Bryan Mansell Presses Bricks And Minifigs Over $200,000 Lego Sale

Bryan Mansell Presses Bricks And Minifigs Over $200,000 Lego Sale

Bryan Mansell says the dispute over his father’s bricks and minifigs Lego Star Wars collection has left him with one of three demands: a fair payout, the collection back, or the Salem-Keizer store run out of town if it will not do what is right.

The collection was reportedly worth more than $200,000 when it was consigned to a Bricks & Minifigs store in Salem-Keizer, Oregon, in late 2023. The arrangement reportedly allowed the store to sell sets while the Mansell family kept ownership, with a 35% commission and a promise that unsold items would be returned if the deal ended.

Late 2023 Consignment Deal

The collection at the center of the fight came from Bryan Mansell’s father and was placed with the store in late 2023. The store had promoted the inventory on social media and said it was worth well over $200,000, turning what looked like a routine resale arrangement into a high-value inventory dispute once the relationship broke down.

That arrangement is now part of the legal fight because Bricks & Minifigs corporate called it “an unauthorized” consignment agreement and said it was not a party to it. Corporate also said franchise locations operate independently, a line that leaves the dispute focused on who controlled the inventory and who was responsible for the money and the return of unsold sets.

November 2024 Transition

The situation shifted in November 2024, when former franchise operators Chrystal and Robert Gorman said they were removed during an ownership transition involving corporate representatives and incoming management. The Gormans said corporate was told the Lego Star Wars inventory belonged to the Mansell family under a consignment agreement, putting the ownership paper trail at the center of the conflict.

Mansell later terminated the agreement in November 2024, saying the store had missed payments and restricted his access to inspect the remaining inventory.

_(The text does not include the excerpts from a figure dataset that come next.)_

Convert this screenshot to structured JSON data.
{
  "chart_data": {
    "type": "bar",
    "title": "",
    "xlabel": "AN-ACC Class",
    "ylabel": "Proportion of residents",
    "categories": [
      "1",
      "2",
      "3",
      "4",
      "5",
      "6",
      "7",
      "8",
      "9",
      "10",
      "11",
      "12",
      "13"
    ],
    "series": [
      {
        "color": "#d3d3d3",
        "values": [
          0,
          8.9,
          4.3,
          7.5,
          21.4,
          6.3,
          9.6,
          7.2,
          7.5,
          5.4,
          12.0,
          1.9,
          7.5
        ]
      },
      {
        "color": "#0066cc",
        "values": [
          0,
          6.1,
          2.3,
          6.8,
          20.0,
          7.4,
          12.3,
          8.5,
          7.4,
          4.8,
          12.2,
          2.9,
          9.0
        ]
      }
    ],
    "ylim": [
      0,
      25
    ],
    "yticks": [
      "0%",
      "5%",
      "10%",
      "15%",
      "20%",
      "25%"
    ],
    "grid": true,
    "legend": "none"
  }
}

That move turned the dispute from a sales disagreement into a broader standoff over whether the collection, the money, or both were being held up.

Reckless Ben Videos

Reckless Ben’s investigative videos pushed the case into wider view, and Keizer police said the matter remains under investigation. Civil litigation is ongoing, and the store was later reported as closed temporarily, adding a real business cost to a dispute that started with individual Lego sets and a consignor’s expectations.

For anyone watching from the retail side, the practical takeaway is blunt: high-value consignment deals can unravel fast when ownership, payment, and access are disputed. Mansell’s position leaves the store and the family with a fight that is still being handled in court and by police, not at the sales counter.